The present invention relates to optical communication, more particularly to optical code division multiple access (“CDMA”) communication employing differential encoding and detection.
In the past, numerous communications schemes have been developed to increase data throughput, decrease error rates and generally improve performance of the communications channel. In frequency division multiple access (“FDMA”), different data streams are assigned to distinct channels at different frequencies of the transmission band. In time division multiple access (“TDMA”), different data streams are assigned to different timeslots in a single frequency of the transmission band. FDMA and TDMA can be quite limited in terms of the number of users and/or data rates they can support for a given transmission band.
One particularly effective communications scheme that has supplanted FDMA and TDMA in many communication architectures is CDMA. CDMA is a form of spread spectrum communications that enables multiple data streams or channels to share a single transmission band at the same time. The CDMA format is akin to a cocktail party in which multiple pairs of people are conversing with one another at the same time in the same room. As anyone who has been in such a situation understands, it can be very difficult to hear the other party in a conversation if there are many conversations occurring simultaneously. For instance, if one pair of speakers is excessively loud, their conversation will drown out the other conversations. If different pairs of people are speaking in the same language, it is possible that the dialog from one conversation will bleed into other conversations in the same language, causing miscommunication. In general, the cumulative background noise from all the other conversations makes it harder to hear the other party speaking. The goal is to find a way for everyone to communicate at the same time so that each pair's conversation, i.e., “signal,” is clear while minimizing the “noise” of the other pairs' conversations.

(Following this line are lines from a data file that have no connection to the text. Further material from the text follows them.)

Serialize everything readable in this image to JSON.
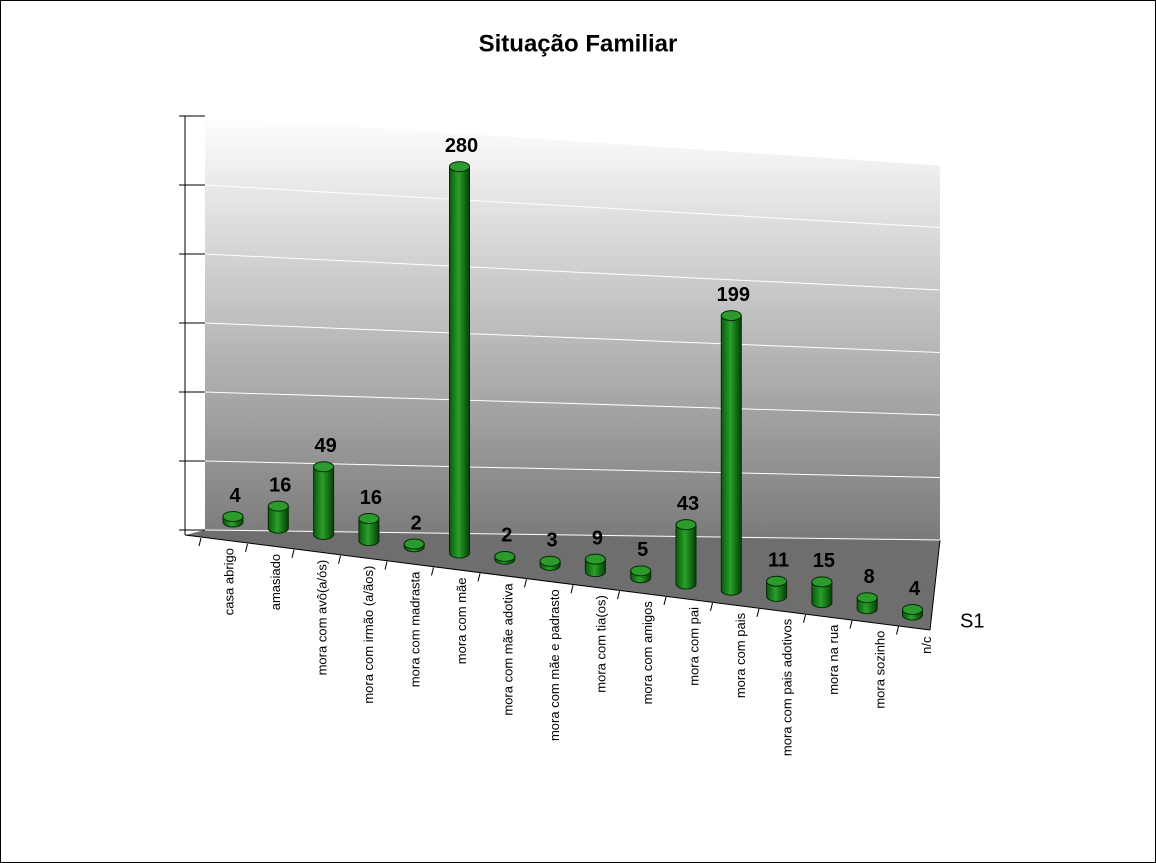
{
  "chart_data": {
    "type": "bar",
    "title": "Situação Familiar",
    "categories": [
      "casa abrigo",
      "amasiado",
      "mora com avô(a/ós)",
      "mora com irmão (a/ãos)",
      "mora com madrasta",
      "mora com mãe",
      "mora com mãe adotiva",
      "mora com mãe e padrasto",
      "mora com tia(os)",
      "mora com amigos",
      "mora com pai",
      "mora com pais",
      "mora com pais adotivos",
      "mora na rua",
      "mora sozinho",
      "n/c"
    ],
    "series": [
      {
        "name": "S1",
        "color": "#1a8a1a",
        "values": [
          4,
          16,
          49,
          16,
          2,
          280,
          2,
          3,
          9,
          5,
          43,
          199,
          11,
          15,
          8,
          4
        ]
      }
    ],
    "ylim": [
      0,
      300
    ],
    "yticks": [
      0,
      50,
      100,
      150,
      200,
      250,
      300
    ],
    "grid": true
  }
}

The CDMA multiplexing approach is well known and is explained in detail in the book “CDMA: Principles of Spread Spectrum Communication,” by Andrew Viterbi, which was published in 1995 by Addison-Wesley and which is hereby expressly incorporated by reference herein. While the details of CDMA operation are best left to Viterbi's text, it is important to understand some basic CDMA concepts. In CDMA, the bandwidth of the data to be transmitted (user data) is much less than the bandwidth of the transmission band. Unique “pseudonoise” keys are assigned to each channel in a CDMA transmission band. The pseudonoise keys are selected to mimic Gaussian noise (e.g., “white noise”) and are also chosen to be maximal length sequences in order to reduce interference from other users/channels. One pseudonoise key is used to modulate the user data for a given channel. This is equivalent to assigning each pair of partygoers a different language to speak.
During modulation, the user data is “spread” across the bandwidth of the CDMA band. That is, all channels are transmitted at the same time in the same frequency band. This is equivalent to all pairs of partygoers speaking at the same time. The introduction of noise and interference from other users during transmission is inevitable (collectively referred to as “noise”). Due to the nature of the pseudonoise key, the noise is greatly reduced during demodulation relative to the user's signal. This is the case because when a receiver demodulates a selected channel, the data in that channel is “despread” while the noise is not despread. Thus, the data is returned to approximately the size of its original bandwidth, while the noise remains spread over the much larger transmission band. Power control for each user can also help to reduce noise from other users. Power control is equivalent to lowering the volume of a loud pair of partygoers.
CDMA has been used commercially for years in wireless telephone (“cellular”) and other communications systems. Cellular systems typically operate between 800 MHz and 2 GHz, although individual frequency bands may only be a few megahertz wide. One attractive feature of cellular CDMA is that theoretically there is no hard limit to the number of users in a given bandwidth, unlike FDMA and TDMA. Adding more users to the transmission band merely means that there is more noise to contend with. However, as a practical matter, there is some threshold point at which the “signal to noise” ratio becomes unacceptably noisy. This signal to noise threshold places real constraints on commercial systems in terms of the number of paying customers and/or data rates it can support. Therefore, engineers and scientists continually seek to improve CDMA systems by improving the signal to noise ratio.
Recently, CDMA has seen increasing use in optical communications networks. Optical CDMA employs the same general principles as cellular CDMA. Unlike cellular CDMA, optical CDMA signals are modulated at optical frequencies. Regardless, the signal to noise ratio for optical CDMA is just as important as in cellular CDMA. In the past, optical CDMA has employed on-off keying (“OOK”) as part of the encoding and decoding process. However, it is desirable to develop new encoding and decoding technologies that enhances the signal to noise ratio.